Lifelong Machine Learning Potentials for Chemical Reaction Network Explorations
Marco Eckhoff, Markus Reiher
TL;DR
This work addresses the high computational cost of exploring chemical reaction networks by introducing lifelong machine learning potentials (lMLPs) that continually adapt to new data via lifelong adaptive data selection (lADS). Leveraging universal eeACSF descriptors, ensemble uncertainty, and a Δ-learning approach with PBE-GFN2, the authors demonstrate that lMLPs can achieve chemical accuracy in rolling CRN explorations while dramatically reducing retraining costs. Compared with conventional iterative learning, continual learning with lADS preserves prior knowledge and efficiently integrates new data, yielding substantial improvements in energy and force prediction accuracy and enabling on-the-fly CRN exploration. The results suggest a practical pathway toward reliable, uncertainty-aware CRN predictions and adaptive refinement using limited, targeted high-level calculations.
Abstract
Recent developments in computational chemistry facilitate the automated quantum chemical exploration of chemical reaction networks for the in-silico prediction of synthesis pathways, yield, and selectivity. However, the underlying quantum chemical energy calculations require vast computational resources, limiting these explorations severely in practice. Machine learning potentials (MLPs) offer a solution to increase computational efficiency, while retaining the accuracy of reliable first-principles data used for their training.
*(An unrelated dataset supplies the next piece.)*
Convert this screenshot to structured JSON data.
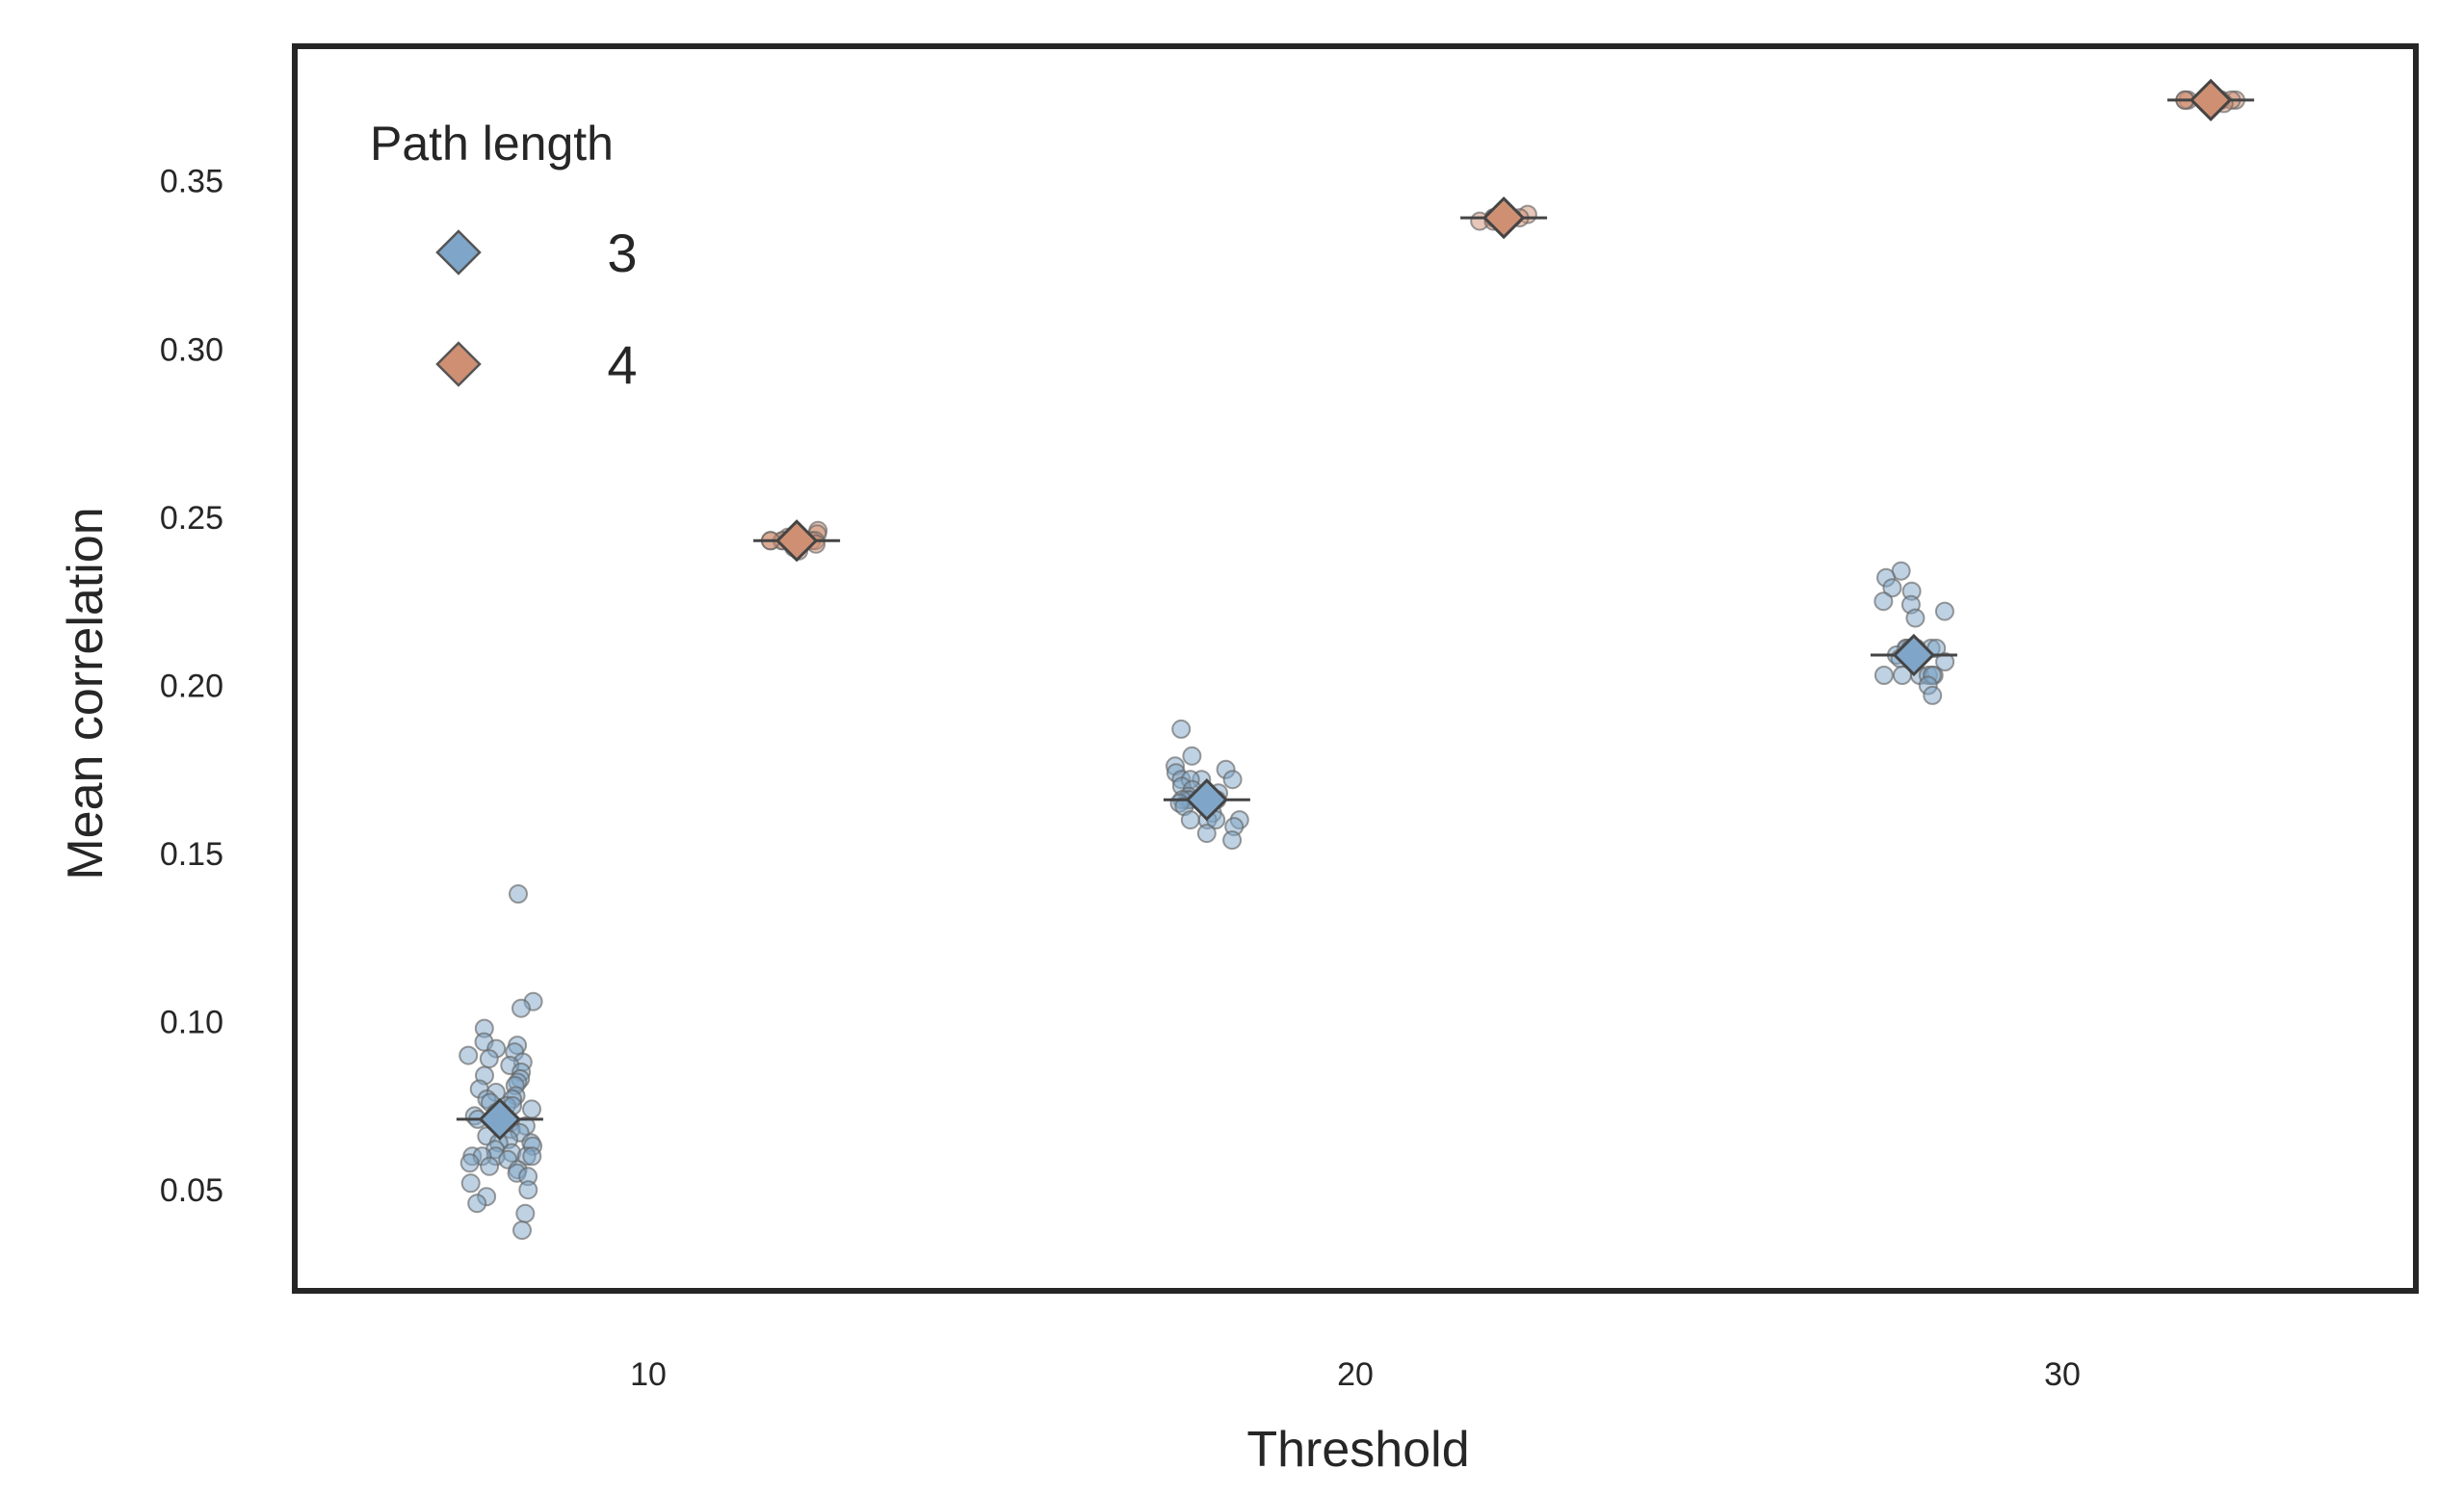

Unfortunately, MLPs will be limited in their generalization ability within chemical (reaction) space, if the underlying training data are not representative for a given application. Within the framework of automated reaction network exploration, where new reactants or reagents composed of any elements from the periodic table can be introduced, this lack of generalizability will be the rule rather than the exception. Here, we therefore evaluate the benefits of the lifelong MLP concept in this context. Lifelong MLPs push their adaptability by efficient continual learning of additional data. We propose an improved learning algorithm for lifelong adaptive data selection yielding efficient integration of new data while previous expertise is preserved. In this way, we can reach chemical accuracy in reaction search trials.